A typical North American teppanyaki restaurant will have four to eight guests sitting at a teppanyaki table with the teppan and the chef located in the middle. Because the guests are not necessarily of the same party, quite often the chefs are cooking different dishes for different guests simultaneously. However, many teppanyaki places in Japan will have counter seating with the chefs cooking on the teppan, as well as tables with no chef and no teppan, so that while you can enjoy the flavor of teppanyaki, you will not get the best view of the preparation.
Another nice thing about dining out for teppanyaki is that you can tell the chef exactly how you want each dish prepared, even to the extent of how much oil or seasoning is used.

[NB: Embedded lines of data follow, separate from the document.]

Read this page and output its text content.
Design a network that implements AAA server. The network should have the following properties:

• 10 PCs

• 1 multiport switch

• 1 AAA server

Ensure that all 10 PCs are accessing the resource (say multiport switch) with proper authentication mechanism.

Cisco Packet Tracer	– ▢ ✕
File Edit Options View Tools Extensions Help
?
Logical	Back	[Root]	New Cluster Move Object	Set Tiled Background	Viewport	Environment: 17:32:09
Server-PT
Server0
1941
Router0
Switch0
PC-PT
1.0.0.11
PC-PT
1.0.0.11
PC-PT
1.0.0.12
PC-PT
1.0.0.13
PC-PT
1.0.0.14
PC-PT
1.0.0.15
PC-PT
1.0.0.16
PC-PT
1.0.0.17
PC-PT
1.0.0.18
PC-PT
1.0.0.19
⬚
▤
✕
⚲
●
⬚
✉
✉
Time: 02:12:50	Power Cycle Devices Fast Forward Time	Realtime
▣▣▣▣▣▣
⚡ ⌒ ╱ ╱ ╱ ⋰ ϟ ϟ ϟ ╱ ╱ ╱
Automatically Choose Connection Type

In Tokyo, there are many choices for teppanyaki dining from mid-priced to expensive with many of the most expensive being in international hotels. Zipangu in the Akasaka Excel Hotel offers traditional Japanese dining and is part of the Nadaman chain and runs between ¥10,000 and ¥15,000 for one person for dinner. This restaurant can cater to couples, groups and business dinners (contact 03-3580-3661, www.nadaman.co.jp). Kuijin in Shibuya offers teppanyaki with a grill counter, but with regular table seating available. Kuijin is known for it’s quiet and cozy atmosphere making it an ideal place for a date (contact 03-5459-8899.) Ginza Ukaitei is one of the higher-end places in Tokyo, blending a mix of Japanese and Western décor, the service and high quality food justifies the higher prices. The food here is prepared in front of you, but after cooking, you will retire to another room to eat the dishes (contact 03-3544-5252, www.ukai.co.jp). MADOy in Akasaka is surprisingly inexpensive when you consider the high quality ingredients on offer; they use organic vegetables, Iberico pork, prime beef and other ingredients for less than ¥10,000 per person (contact 03-3568-1686, www. blog.livedoor.jp).
Teppanyaki restaurants run the gamut from fairly inexpensive to quite expensive especially those offer Kobe or Mishima beef on their menus. Teppanyaki dining is usually a slow meal and it is a great way to enjoy delicious food while sitting back and enjoying a show.